I’m sure there are other ways to deal with this, but those are four obvious ones that came to my mind as I was thinking about this. New players are going to be poor players by definition — why give them the hardest time? The vets are the ones who can handle the tougher game-play.
You may be thinking “well that sounds good but it can’t be done.” I’m not so sure. Most non-RPG based games are already doing this. Most racing games start you out on easier tracks against slower cars and dumber (in terms of AI) opponents and then ramp it up as you complete races and prove that you can handle it. Most fighting games in the vein of Street Fighter or Mortal Kombat are the same way. Arcade games have been doing this for years.
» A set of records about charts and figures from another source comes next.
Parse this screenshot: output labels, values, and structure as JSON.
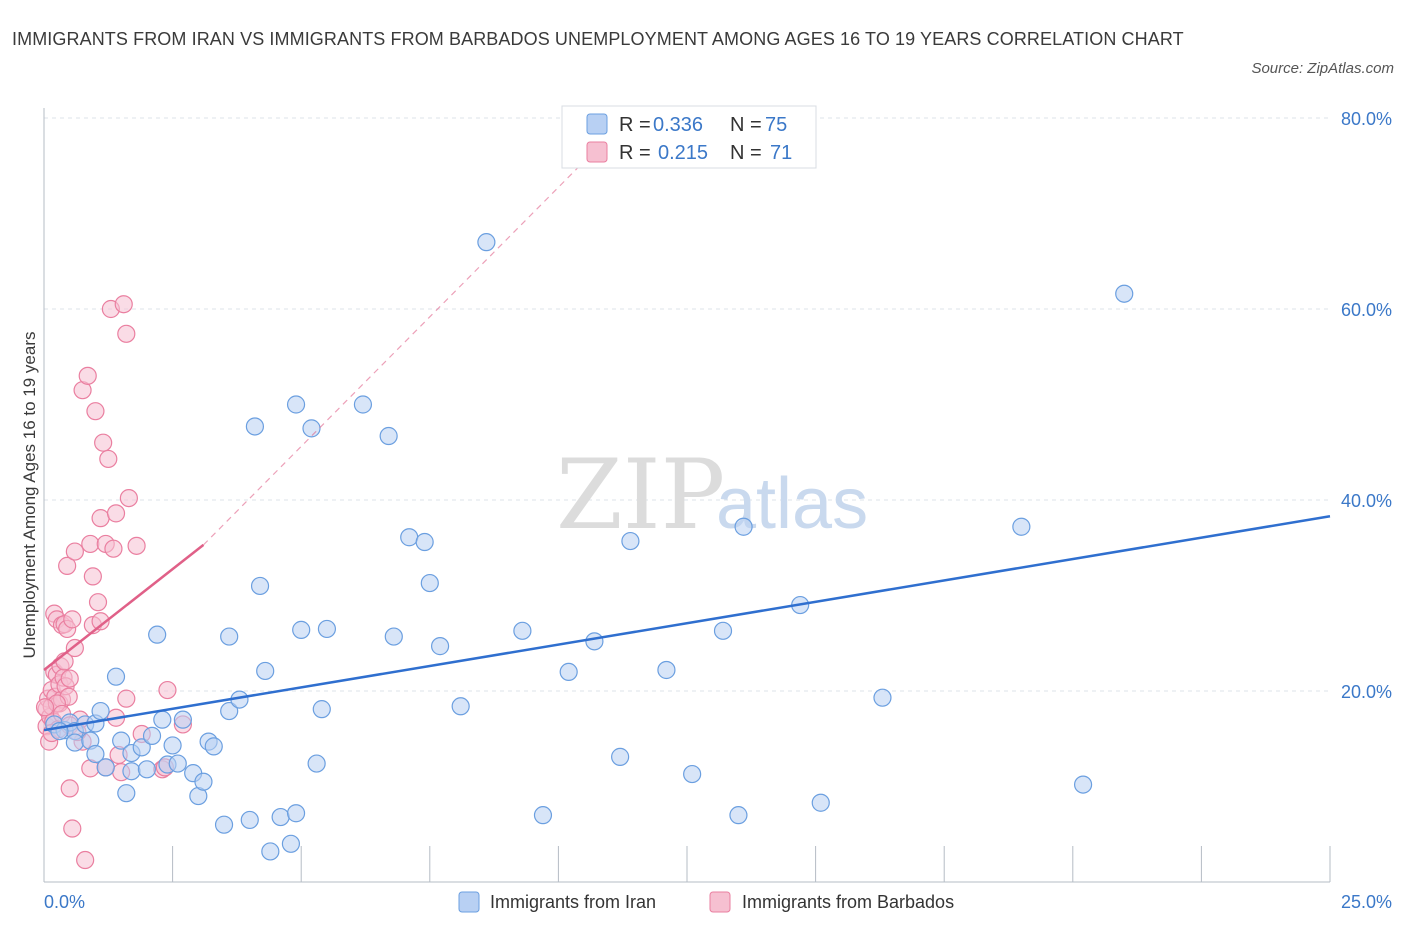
{
  "title": "IMMIGRANTS FROM IRAN VS IMMIGRANTS FROM BARBADOS UNEMPLOYMENT AMONG AGES 16 TO 19 YEARS CORRELATION CHART",
  "source": "Source: ZipAtlas.com",
  "watermark": {
    "zip": "ZIP",
    "atlas": "atlas"
  },
  "colors": {
    "iran": "#6b9fe0",
    "iran_fill": "#b8d0f3",
    "iran_line": "#2f6fcf",
    "barbados": "#ea7fa0",
    "barbados_fill": "#f6c0d1",
    "barbados_line": "#e06088",
    "grid": "#dde3ea",
    "axis_text": "#3b78c8"
  },
  "legend": {
    "iran": {
      "r_label": "R =",
      "r_value": "0.336",
      "n_label": "N =",
      "n_value": "75"
    },
    "barbados": {
      "r_label": "R =",
      "r_value": "0.215",
      "n_label": "N =",
      "n_value": "71"
    }
  },
  "bottom_legend": {
    "iran": "Immigrants from Iran",
    "barbados": "Immigrants from Barbados"
  },
  "chart_data": {
    "type": "scatter",
    "title": "IMMIGRANTS FROM IRAN VS IMMIGRANTS FROM BARBADOS UNEMPLOYMENT AMONG AGES 16 TO 19 YEARS CORRELATION CHART",
    "xlabel": "",
    "ylabel": "Unemployment Among Ages 16 to 19 years",
    "xlim": [
      0,
      25
    ],
    "ylim": [
      0,
      80
    ],
    "x_tick_labels": [
      "0.0%",
      "25.0%"
    ],
    "y_ticks": [
      20,
      40,
      60,
      80
    ],
    "y_tick_labels": [
      "20.0%",
      "40.0%",
      "60.0%",
      "80.0%"
    ],
    "series": [
      {
        "name": "Immigrants from Iran",
        "r": 0.336,
        "n": 75,
        "trend": {
          "x": [
            0,
            25
          ],
          "y": [
            15.9,
            38.3
          ]
        },
        "points": [
          [
            0.2,
            16.5
          ],
          [
            0.4,
            15.9
          ],
          [
            0.5,
            16.7
          ],
          [
            0.6,
            15.8
          ],
          [
            0.6,
            14.6
          ],
          [
            0.8,
            16.5
          ],
          [
            0.9,
            14.8
          ],
          [
            1.0,
            13.4
          ],
          [
            1.0,
            16.6
          ],
          [
            1.1,
            17.9
          ],
          [
            1.2,
            12.0
          ],
          [
            1.4,
            21.5
          ],
          [
            1.5,
            14.8
          ],
          [
            1.6,
            9.3
          ],
          [
            1.7,
            11.6
          ],
          [
            1.7,
            13.5
          ],
          [
            1.9,
            14.1
          ],
          [
            2.0,
            11.8
          ],
          [
            2.1,
            15.3
          ],
          [
            2.2,
            25.9
          ],
          [
            2.3,
            17.0
          ],
          [
            2.4,
            12.3
          ],
          [
            2.5,
            14.3
          ],
          [
            2.6,
            12.4
          ],
          [
            2.7,
            17.0
          ],
          [
            2.9,
            11.4
          ],
          [
            3.0,
            9.0
          ],
          [
            3.1,
            10.5
          ],
          [
            3.2,
            14.7
          ],
          [
            3.3,
            14.2
          ],
          [
            3.5,
            6.0
          ],
          [
            3.6,
            17.9
          ],
          [
            3.6,
            25.7
          ],
          [
            3.8,
            19.1
          ],
          [
            4.0,
            6.5
          ],
          [
            4.1,
            47.7
          ],
          [
            4.2,
            31.0
          ],
          [
            4.3,
            22.1
          ],
          [
            4.4,
            3.2
          ],
          [
            4.6,
            6.8
          ],
          [
            4.8,
            4.0
          ],
          [
            4.9,
            7.2
          ],
          [
            4.9,
            50.0
          ],
          [
            5.0,
            26.4
          ],
          [
            5.2,
            47.5
          ],
          [
            5.3,
            12.4
          ],
          [
            5.4,
            18.1
          ],
          [
            5.5,
            26.5
          ],
          [
            6.2,
            50.0
          ],
          [
            6.7,
            46.7
          ],
          [
            6.8,
            25.7
          ],
          [
            7.1,
            36.1
          ],
          [
            7.4,
            35.6
          ],
          [
            7.5,
            31.3
          ],
          [
            7.7,
            24.7
          ],
          [
            8.1,
            18.4
          ],
          [
            8.6,
            67.0
          ],
          [
            9.3,
            26.3
          ],
          [
            9.7,
            7.0
          ],
          [
            10.2,
            22.0
          ],
          [
            10.7,
            25.2
          ],
          [
            11.2,
            13.1
          ],
          [
            11.4,
            35.7
          ],
          [
            12.1,
            22.2
          ],
          [
            12.6,
            11.3
          ],
          [
            13.2,
            26.3
          ],
          [
            13.5,
            7.0
          ],
          [
            13.6,
            37.2
          ],
          [
            14.7,
            29.0
          ],
          [
            15.1,
            8.3
          ],
          [
            16.3,
            19.3
          ],
          [
            19.0,
            37.2
          ],
          [
            20.2,
            10.2
          ],
          [
            21.0,
            61.6
          ],
          [
            0.3,
            15.8
          ]
        ]
      },
      {
        "name": "Immigrants from Barbados",
        "r": 0.215,
        "n": 71,
        "trend": {
          "x": [
            0,
            3.1
          ],
          "y": [
            22.2,
            35.3
          ]
        },
        "trend_extended": {
          "x": [
            3.1,
            10.6
          ],
          "y": [
            35.3,
            76.0
          ]
        },
        "points": [
          [
            0.05,
            16.3
          ],
          [
            0.05,
            18.1
          ],
          [
            0.08,
            19.2
          ],
          [
            0.1,
            14.7
          ],
          [
            0.12,
            17.3
          ],
          [
            0.15,
            18.4
          ],
          [
            0.15,
            20.1
          ],
          [
            0.18,
            16.8
          ],
          [
            0.2,
            22.0
          ],
          [
            0.2,
            28.1
          ],
          [
            0.22,
            19.4
          ],
          [
            0.25,
            21.7
          ],
          [
            0.25,
            27.5
          ],
          [
            0.28,
            16.0
          ],
          [
            0.3,
            18.7
          ],
          [
            0.3,
            20.7
          ],
          [
            0.32,
            22.6
          ],
          [
            0.35,
            19.1
          ],
          [
            0.35,
            26.9
          ],
          [
            0.38,
            21.4
          ],
          [
            0.4,
            23.1
          ],
          [
            0.4,
            27.0
          ],
          [
            0.42,
            20.5
          ],
          [
            0.45,
            26.5
          ],
          [
            0.45,
            33.1
          ],
          [
            0.48,
            19.4
          ],
          [
            0.5,
            21.3
          ],
          [
            0.5,
            9.8
          ],
          [
            0.55,
            5.6
          ],
          [
            0.55,
            27.5
          ],
          [
            0.6,
            24.5
          ],
          [
            0.6,
            34.6
          ],
          [
            0.7,
            17.0
          ],
          [
            0.75,
            14.7
          ],
          [
            0.75,
            51.5
          ],
          [
            0.8,
            2.3
          ],
          [
            0.85,
            53.0
          ],
          [
            0.9,
            35.4
          ],
          [
            0.9,
            11.9
          ],
          [
            0.95,
            32.0
          ],
          [
            0.95,
            26.9
          ],
          [
            1.0,
            49.3
          ],
          [
            1.05,
            29.3
          ],
          [
            1.1,
            27.3
          ],
          [
            1.1,
            38.1
          ],
          [
            1.15,
            46.0
          ],
          [
            1.2,
            35.4
          ],
          [
            1.2,
            12.0
          ],
          [
            1.25,
            44.3
          ],
          [
            1.3,
            60.0
          ],
          [
            1.35,
            34.9
          ],
          [
            1.4,
            38.6
          ],
          [
            1.4,
            17.2
          ],
          [
            1.45,
            13.3
          ],
          [
            1.5,
            11.5
          ],
          [
            1.55,
            60.5
          ],
          [
            1.6,
            57.4
          ],
          [
            1.6,
            19.2
          ],
          [
            1.65,
            40.2
          ],
          [
            1.8,
            35.2
          ],
          [
            1.9,
            15.5
          ],
          [
            2.3,
            11.8
          ],
          [
            2.35,
            12.0
          ],
          [
            2.4,
            20.1
          ],
          [
            2.7,
            16.5
          ],
          [
            0.15,
            15.6
          ],
          [
            0.25,
            18.7
          ],
          [
            0.35,
            17.6
          ],
          [
            0.5,
            16.4
          ],
          [
            0.65,
            15.7
          ],
          [
            0.02,
            18.3
          ]
        ]
      }
    ]
  }
}
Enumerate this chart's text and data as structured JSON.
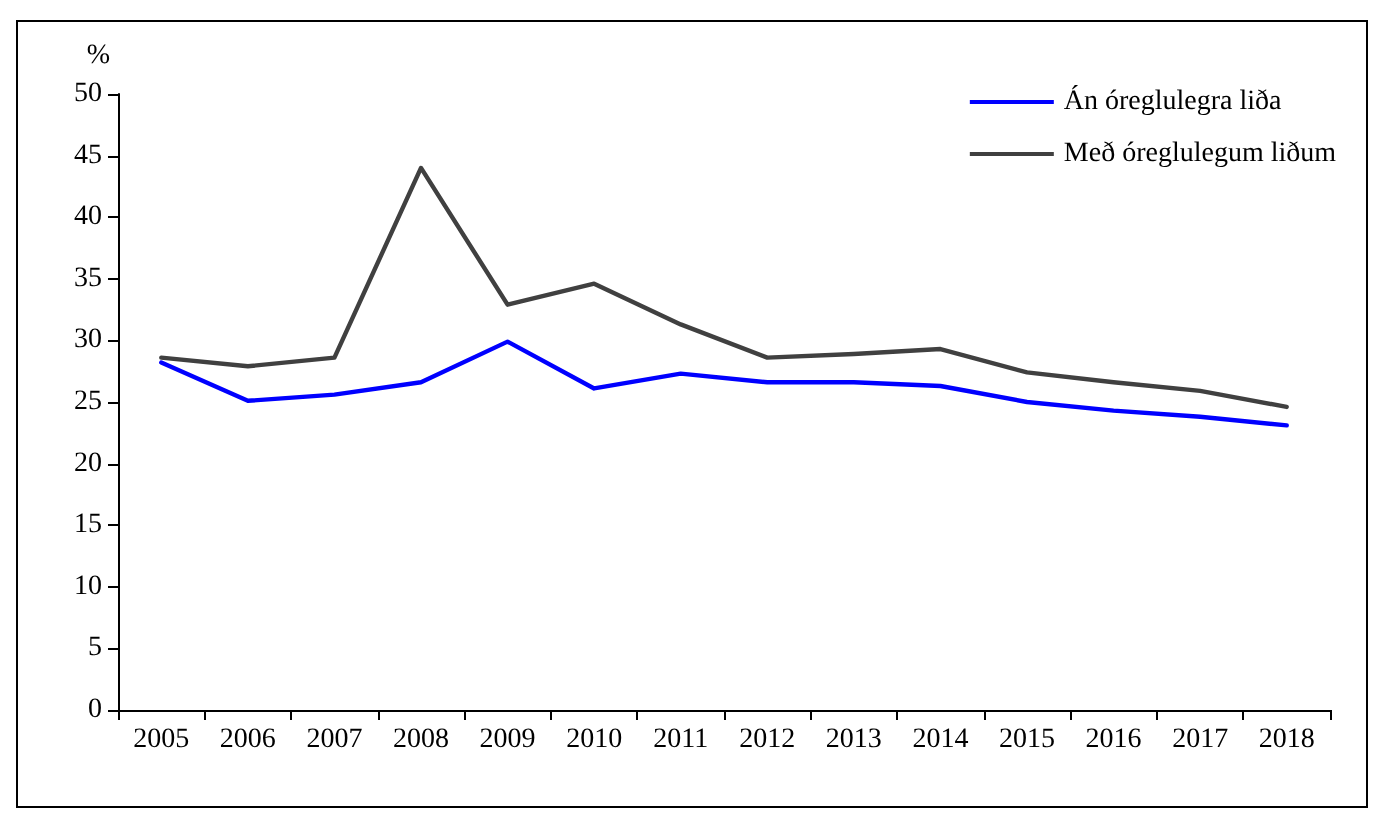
{
  "chart_data": {
    "type": "line",
    "ylabel": "%",
    "categories": [
      "2005",
      "2006",
      "2007",
      "2008",
      "2009",
      "2010",
      "2011",
      "2012",
      "2013",
      "2014",
      "2015",
      "2016",
      "2017",
      "2018"
    ],
    "series": [
      {
        "name": "Án óreglulegra liða",
        "color": "#0000ff",
        "values": [
          28.2,
          25.1,
          25.6,
          26.6,
          29.9,
          26.1,
          27.3,
          26.6,
          26.6,
          26.3,
          25.0,
          24.3,
          23.8,
          23.1
        ]
      },
      {
        "name": "Með óreglulegum liðum",
        "color": "#404040",
        "values": [
          28.6,
          27.9,
          28.6,
          44.0,
          32.9,
          34.6,
          31.3,
          28.6,
          28.9,
          29.3,
          27.4,
          26.6,
          25.9,
          24.6
        ]
      }
    ],
    "ylim": [
      0,
      50
    ],
    "yticks": [
      0,
      5,
      10,
      15,
      20,
      25,
      30,
      35,
      40,
      45,
      50
    ],
    "grid": false,
    "legend": "top right",
    "marker": "none",
    "line_style": "solid"
  }
}
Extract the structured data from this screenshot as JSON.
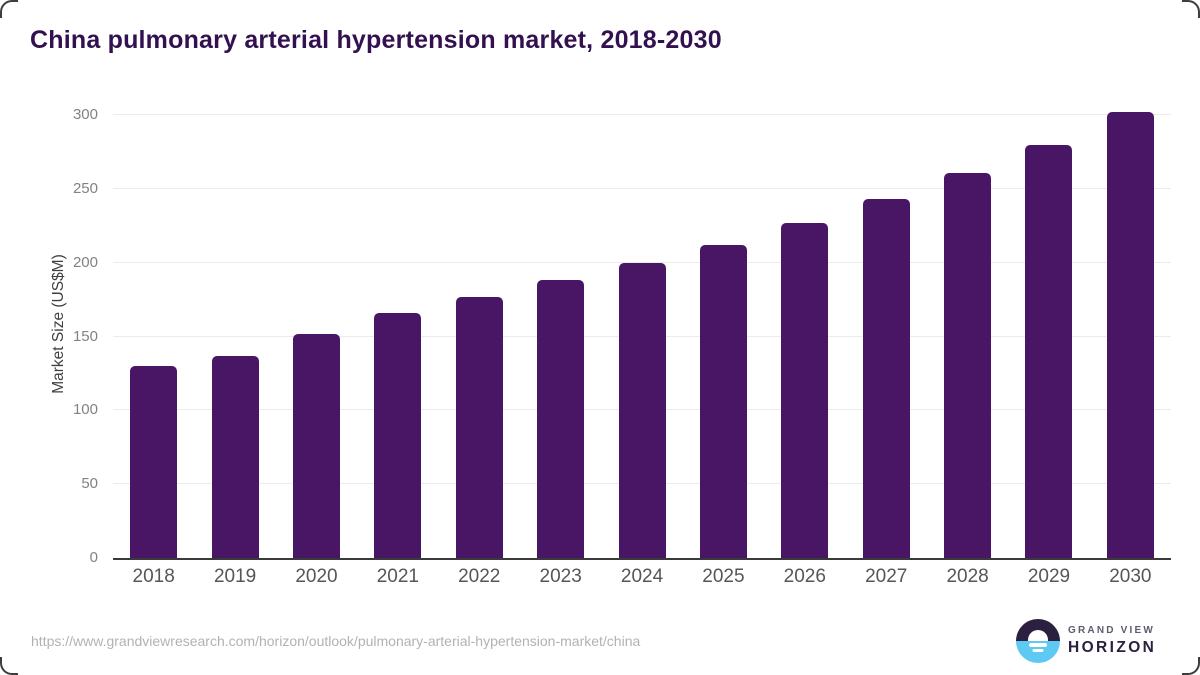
{
  "title": "China pulmonary arterial hypertension market, 2018-2030",
  "chart_data": {
    "type": "bar",
    "title": "China pulmonary arterial hypertension market, 2018-2030",
    "categories": [
      "2018",
      "2019",
      "2020",
      "2021",
      "2022",
      "2023",
      "2024",
      "2025",
      "2026",
      "2027",
      "2028",
      "2029",
      "2030"
    ],
    "values": [
      130,
      137,
      152,
      166,
      177,
      188,
      200,
      212,
      227,
      243,
      261,
      280,
      302
    ],
    "xlabel": "",
    "ylabel": "Market Size (US$M)",
    "ylim": [
      0,
      300
    ],
    "yticks": [
      0,
      50,
      100,
      150,
      200,
      250,
      300
    ],
    "grid": true,
    "legend": false,
    "bar_color": "#491565"
  },
  "footer": {
    "source_url": "https://www.grandviewresearch.com/horizon/outlook/pulmonary-arterial-hypertension-market/china",
    "logo": {
      "line1": "GRAND VIEW",
      "line2": "HORIZON"
    }
  },
  "colors": {
    "title": "#331150",
    "bar": "#491565",
    "gridline": "#ebebeb",
    "axis_line": "#3a3a3a",
    "y_tick_label": "#828282",
    "x_tick_label": "#56565a",
    "source_url": "#b2b2b2",
    "logo_purple": "#2b2040",
    "logo_blue": "#5ec9f2",
    "logo_gray_text": "#5f5b6e"
  },
  "icons": {
    "brand_icon": "horizon-sun-icon"
  }
}
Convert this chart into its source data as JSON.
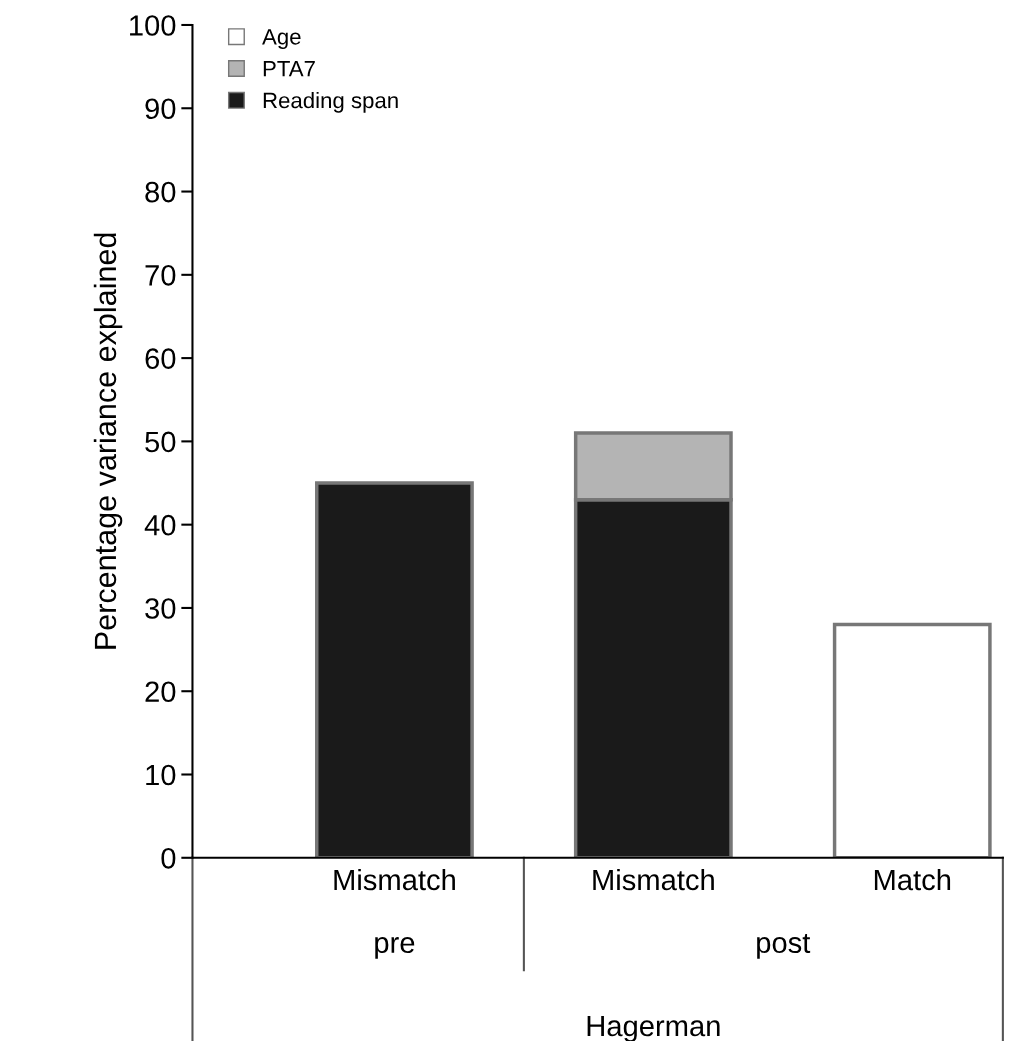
{
  "chart_data": {
    "type": "bar",
    "stacked": true,
    "categories": [
      "Mismatch",
      "Mismatch",
      "Match"
    ],
    "series": [
      {
        "name": "Reading span",
        "color": "#1a1a1a",
        "values": [
          45,
          43,
          null
        ]
      },
      {
        "name": "PTA7",
        "color": "#b4b4b4",
        "values": [
          null,
          8,
          null
        ]
      },
      {
        "name": "Age",
        "color": "#ffffff",
        "values": [
          null,
          null,
          28
        ]
      }
    ],
    "ylabel": "Percentage variance explained",
    "ylim": [
      0,
      100
    ],
    "yticks": [
      0,
      10,
      20,
      30,
      40,
      50,
      60,
      70,
      80,
      90,
      100
    ],
    "annotations": [
      "pre",
      "post",
      "Hagerman"
    ],
    "legend": "top left",
    "grid": false
  }
}
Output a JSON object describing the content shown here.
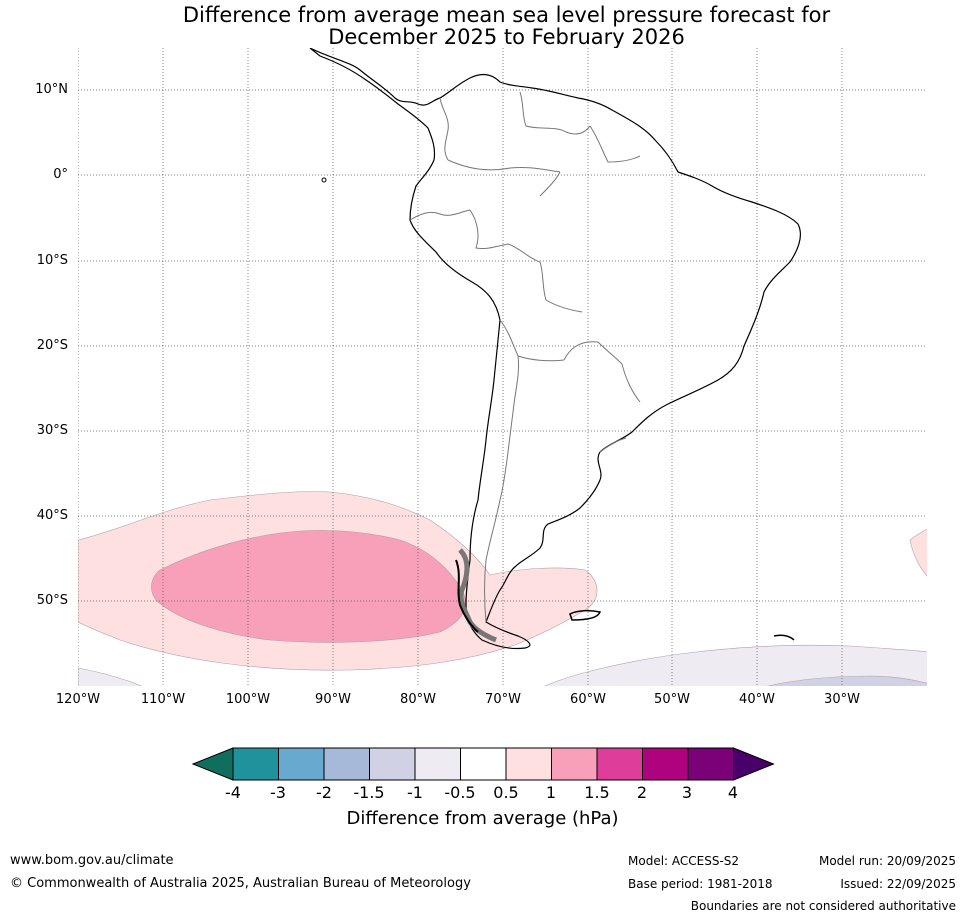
{
  "title": {
    "line1": "Difference from average mean sea level pressure forecast for",
    "line2": "December 2025 to February 2026"
  },
  "latitude_labels": [
    "10°N",
    "0°",
    "10°S",
    "20°S",
    "30°S",
    "40°S",
    "50°S"
  ],
  "longitude_labels": [
    "120°W",
    "110°W",
    "100°W",
    "90°W",
    "80°W",
    "70°W",
    "60°W",
    "50°W",
    "40°W",
    "30°W"
  ],
  "colorbar": {
    "ticks": [
      "-4",
      "-3",
      "-2",
      "-1.5",
      "-1",
      "-0.5",
      "0.5",
      "1",
      "1.5",
      "2",
      "3",
      "4"
    ],
    "colors": [
      "#0f6e5e",
      "#1f929c",
      "#68a9d0",
      "#a6b9d9",
      "#d1d1e6",
      "#efebf2",
      "#ffffff",
      "#fde0df",
      "#f89fb9",
      "#df3d9a",
      "#ae027e",
      "#7a0177",
      "#49006a"
    ],
    "label": "Difference from average (hPa)"
  },
  "anomaly_colors": {
    "pink_light": "#fde0df",
    "pink_medium": "#f89fb9",
    "lavender_light": "#efebf2",
    "lavender_medium": "#d1d1e6"
  },
  "footer": {
    "url": "www.bom.gov.au/climate",
    "copyright": "© Commonwealth of Australia 2025, Australian Bureau of Meteorology",
    "model": "Model: ACCESS-S2",
    "base_period": "Base period: 1981-2018",
    "model_run": "Model run: 20/09/2025",
    "issued": "Issued: 22/09/2025",
    "disclaimer": "Boundaries are not considered authoritative"
  }
}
Each wave of Space Invaders or level of Pac-Man was basically identical except each went slightly faster.
Right now, most RPGs and especially CRPGs and MMORPGs are designed in reverse difficulty order… they make the lower levels harder than the higher levels, which makes it so that veteran players are facing substantially easier challenges than newbies are. I can’t see how this could be thought of as anything but backwards, and although I know it has been a part of RPG design for as long as there have been RPGs, I think it’s a bad idea… and that designers need to re-think the whole thing.